I want to call the best training model among ten others:
Bestmodel<- which.max(models$r2)
Bestmodel
[1] ols
+My main/first problem is that I would like to have the estimation printed instead of having only the name of the fit « ols ». Please how to do?
+My second question is to know if there is a function to call in Caret package to extract the estimated parameters of the best model like coef(Bestmodel)
+My last question is large: do you think the best training model (trained sample) has more chances to be the best in prediction (test sample)?
No, the specifics depend on the context, but in general, your training error will continue decreasing with more parameters, while the testing error will have a "sweet spot", decreasing first then increasing (overfitting). That's why you should select the best model on a testing or validation error, not on the training error. Typically cross-validation can be used.
In addition, once you've chosen the best model (based on its cross-validation error), it's common to re-train it using the whole dataset (training + validation), to yield a final model (keeping an additional test sample not used for model selection to evaluate the generalization error of the final model).
I'm not familiar with {caret}, but it should have all the functionality to extract the best model, see here, and in ?train the return value (specifically bestTune).
Thank you very much for clear explanation !
I read all the discussions on the two links thanks really.
I will see the clear difference between validation/test set.
It was a very important question. My most basic queston remained unsolved although it is very basic. I was just asking how to extract the best model, because when i call the best model, R send me a response like for example [1] model_5 that i record in "best-model", but when i type best-model on the script i get still [1] model_5 instead of the estimate of the model 5.
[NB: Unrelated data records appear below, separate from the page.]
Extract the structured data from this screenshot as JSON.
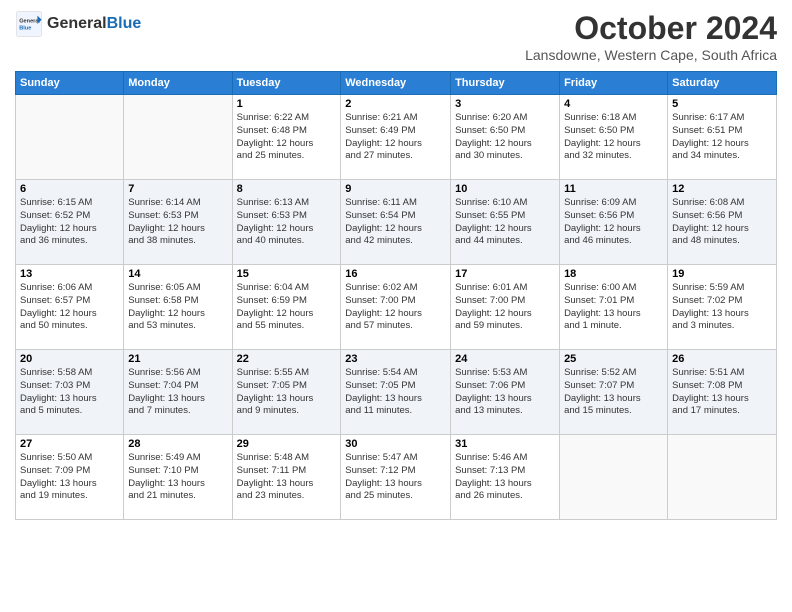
{
  "header": {
    "logo_general": "General",
    "logo_blue": "Blue",
    "month_title": "October 2024",
    "location": "Lansdowne, Western Cape, South Africa"
  },
  "days_of_week": [
    "Sunday",
    "Monday",
    "Tuesday",
    "Wednesday",
    "Thursday",
    "Friday",
    "Saturday"
  ],
  "weeks": [
    [
      {
        "day": "",
        "info": ""
      },
      {
        "day": "",
        "info": ""
      },
      {
        "day": "1",
        "info": "Sunrise: 6:22 AM\nSunset: 6:48 PM\nDaylight: 12 hours\nand 25 minutes."
      },
      {
        "day": "2",
        "info": "Sunrise: 6:21 AM\nSunset: 6:49 PM\nDaylight: 12 hours\nand 27 minutes."
      },
      {
        "day": "3",
        "info": "Sunrise: 6:20 AM\nSunset: 6:50 PM\nDaylight: 12 hours\nand 30 minutes."
      },
      {
        "day": "4",
        "info": "Sunrise: 6:18 AM\nSunset: 6:50 PM\nDaylight: 12 hours\nand 32 minutes."
      },
      {
        "day": "5",
        "info": "Sunrise: 6:17 AM\nSunset: 6:51 PM\nDaylight: 12 hours\nand 34 minutes."
      }
    ],
    [
      {
        "day": "6",
        "info": "Sunrise: 6:15 AM\nSunset: 6:52 PM\nDaylight: 12 hours\nand 36 minutes."
      },
      {
        "day": "7",
        "info": "Sunrise: 6:14 AM\nSunset: 6:53 PM\nDaylight: 12 hours\nand 38 minutes."
      },
      {
        "day": "8",
        "info": "Sunrise: 6:13 AM\nSunset: 6:53 PM\nDaylight: 12 hours\nand 40 minutes."
      },
      {
        "day": "9",
        "info": "Sunrise: 6:11 AM\nSunset: 6:54 PM\nDaylight: 12 hours\nand 42 minutes."
      },
      {
        "day": "10",
        "info": "Sunrise: 6:10 AM\nSunset: 6:55 PM\nDaylight: 12 hours\nand 44 minutes."
      },
      {
        "day": "11",
        "info": "Sunrise: 6:09 AM\nSunset: 6:56 PM\nDaylight: 12 hours\nand 46 minutes."
      },
      {
        "day": "12",
        "info": "Sunrise: 6:08 AM\nSunset: 6:56 PM\nDaylight: 12 hours\nand 48 minutes."
      }
    ],
    [
      {
        "day": "13",
        "info": "Sunrise: 6:06 AM\nSunset: 6:57 PM\nDaylight: 12 hours\nand 50 minutes."
      },
      {
        "day": "14",
        "info": "Sunrise: 6:05 AM\nSunset: 6:58 PM\nDaylight: 12 hours\nand 53 minutes."
      },
      {
        "day": "15",
        "info": "Sunrise: 6:04 AM\nSunset: 6:59 PM\nDaylight: 12 hours\nand 55 minutes."
      },
      {
        "day": "16",
        "info": "Sunrise: 6:02 AM\nSunset: 7:00 PM\nDaylight: 12 hours\nand 57 minutes."
      },
      {
        "day": "17",
        "info": "Sunrise: 6:01 AM\nSunset: 7:00 PM\nDaylight: 12 hours\nand 59 minutes."
      },
      {
        "day": "18",
        "info": "Sunrise: 6:00 AM\nSunset: 7:01 PM\nDaylight: 13 hours\nand 1 minute."
      },
      {
        "day": "19",
        "info": "Sunrise: 5:59 AM\nSunset: 7:02 PM\nDaylight: 13 hours\nand 3 minutes."
      }
    ],
    [
      {
        "day": "20",
        "info": "Sunrise: 5:58 AM\nSunset: 7:03 PM\nDaylight: 13 hours\nand 5 minutes."
      },
      {
        "day": "21",
        "info": "Sunrise: 5:56 AM\nSunset: 7:04 PM\nDaylight: 13 hours\nand 7 minutes."
      },
      {
        "day": "22",
        "info": "Sunrise: 5:55 AM\nSunset: 7:05 PM\nDaylight: 13 hours\nand 9 minutes."
      },
      {
        "day": "23",
        "info": "Sunrise: 5:54 AM\nSunset: 7:05 PM\nDaylight: 13 hours\nand 11 minutes."
      },
      {
        "day": "24",
        "info": "Sunrise: 5:53 AM\nSunset: 7:06 PM\nDaylight: 13 hours\nand 13 minutes."
      },
      {
        "day": "25",
        "info": "Sunrise: 5:52 AM\nSunset: 7:07 PM\nDaylight: 13 hours\nand 15 minutes."
      },
      {
        "day": "26",
        "info": "Sunrise: 5:51 AM\nSunset: 7:08 PM\nDaylight: 13 hours\nand 17 minutes."
      }
    ],
    [
      {
        "day": "27",
        "info": "Sunrise: 5:50 AM\nSunset: 7:09 PM\nDaylight: 13 hours\nand 19 minutes."
      },
      {
        "day": "28",
        "info": "Sunrise: 5:49 AM\nSunset: 7:10 PM\nDaylight: 13 hours\nand 21 minutes."
      },
      {
        "day": "29",
        "info": "Sunrise: 5:48 AM\nSunset: 7:11 PM\nDaylight: 13 hours\nand 23 minutes."
      },
      {
        "day": "30",
        "info": "Sunrise: 5:47 AM\nSunset: 7:12 PM\nDaylight: 13 hours\nand 25 minutes."
      },
      {
        "day": "31",
        "info": "Sunrise: 5:46 AM\nSunset: 7:13 PM\nDaylight: 13 hours\nand 26 minutes."
      },
      {
        "day": "",
        "info": ""
      },
      {
        "day": "",
        "info": ""
      }
    ]
  ]
}
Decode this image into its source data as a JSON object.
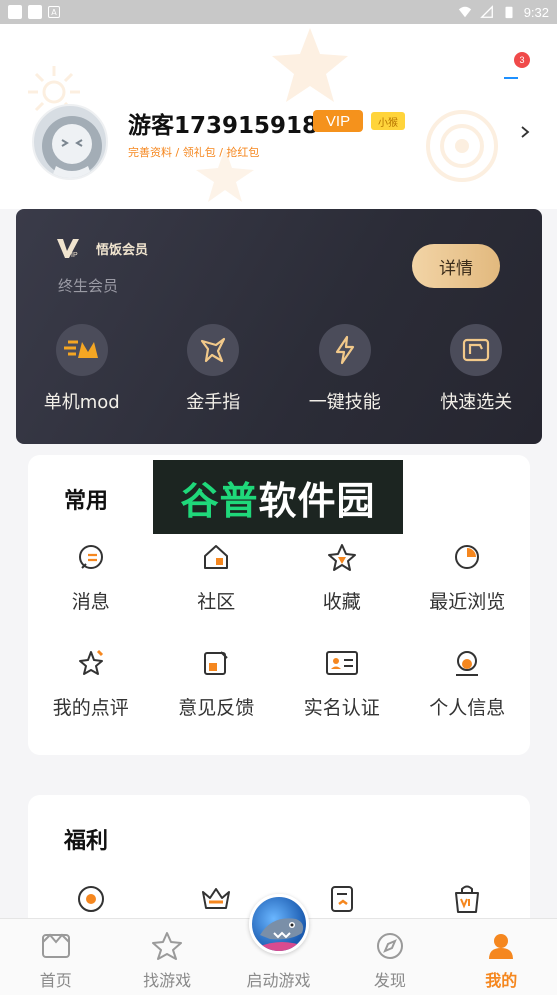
{
  "status_bar": {
    "time": "9:32"
  },
  "header": {
    "username": "游客173915918",
    "vip_label": "VIP",
    "small_label": "小猴",
    "subline": "完善资料 / 领礼包 / 抢红包",
    "notification_count": "3"
  },
  "vip_card": {
    "brand": "悟饭会员",
    "term": "终生会员",
    "detail_button": "详情",
    "features": [
      {
        "label": "单机mod",
        "icon": "mod-icon"
      },
      {
        "label": "金手指",
        "icon": "golden-finger-icon"
      },
      {
        "label": "一键技能",
        "icon": "lightning-icon"
      },
      {
        "label": "快速选关",
        "icon": "level-select-icon"
      }
    ]
  },
  "watermark": {
    "part1": "谷普",
    "part2": "软件园"
  },
  "common": {
    "title": "常用",
    "items": [
      {
        "label": "消息",
        "icon": "message-icon"
      },
      {
        "label": "社区",
        "icon": "community-icon"
      },
      {
        "label": "收藏",
        "icon": "favorite-icon"
      },
      {
        "label": "最近浏览",
        "icon": "recent-icon"
      },
      {
        "label": "我的点评",
        "icon": "review-icon"
      },
      {
        "label": "意见反馈",
        "icon": "feedback-icon"
      },
      {
        "label": "实名认证",
        "icon": "id-card-icon"
      },
      {
        "label": "个人信息",
        "icon": "profile-icon"
      }
    ]
  },
  "welfare": {
    "title": "福利",
    "items": [
      {
        "icon": "record-icon"
      },
      {
        "icon": "crown-icon"
      },
      {
        "icon": "task-icon"
      },
      {
        "icon": "vip-bag-icon"
      }
    ]
  },
  "bottom_nav": {
    "items": [
      {
        "label": "首页",
        "icon": "home-icon"
      },
      {
        "label": "找游戏",
        "icon": "star-icon"
      },
      {
        "label": "启动游戏",
        "icon": "game-icon"
      },
      {
        "label": "发现",
        "icon": "compass-icon"
      },
      {
        "label": "我的",
        "icon": "user-icon"
      }
    ]
  },
  "colors": {
    "accent": "#f5871f",
    "vip_card": "#2f303c",
    "gold": "#e8c48d"
  }
}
Please let me put it simply.
I fit several OLS models (model1, model2 etc.which are all recorded in MODELS).
I write a function to select the model with highest R2: which.max(MODELS$r2).
I would like to see the estimation of the best model when i call it throught the which.max function (not only the name of the model to be displayed).
Thanks a lot.
So model$bestTune gives you the parameters of the best model, model$results accesses all the tested model metrics.
If MODELS is a list that you created with an sapply() or for loop, then which.max() should give you the index, that you can use to extract from the list: MODELS[[ which.max(MODELS$r2) ]]
I'm not sure how you created MODELS and what class() it has.
Thank you very much for your response. I agree.
But how to find the same metrics when calling the best model among several models. Below an basic fictive example.
Can you paste the result of head(MODELS) between backquotes:
```
head(MODELS)
```
It's unclear what format your data is in: is it a tibble with a single column which is a character string containing "model1 1.00", "model2 0.98", ...? In that case which.max() should fail (because the max of a character string is meaningless). Or do you have 2 columns, contrary to the header that says:
How did you run the models? Are the models themselves stored somewhere? What's the result of these:
Thank you for your message. I'm sorry about the confusion, i did not report the code, instead i invent some code lines to explain the situation basically.
So it looks like you didn't save the models themselves: your first column is character, so only contains the name of the model, the other 2 columns only contain values.
The model itself should be a "big" and complex object, contained in the results of the train() function. In the page I linked above, it's the case of gbmFit3 which contains the details of the fit.
Please let me put it differently. Imagine your caret code with two models, say 'gbm' and 'lm'. Now call the model with the highest R2. Can you do it? Thank you.
Right. Thank you. I did it but when i write : get(best_model), i have an error message telling me that the object (best_model) does not exist, which is true because it is a string that correspond to for example 'model1' which an object.
Thank you and soory about that. Please let me see again how to solve this issue based your numerous comments.
Please not that i have a second issue that i posted on which sampling approach is best for time series. Many thanks.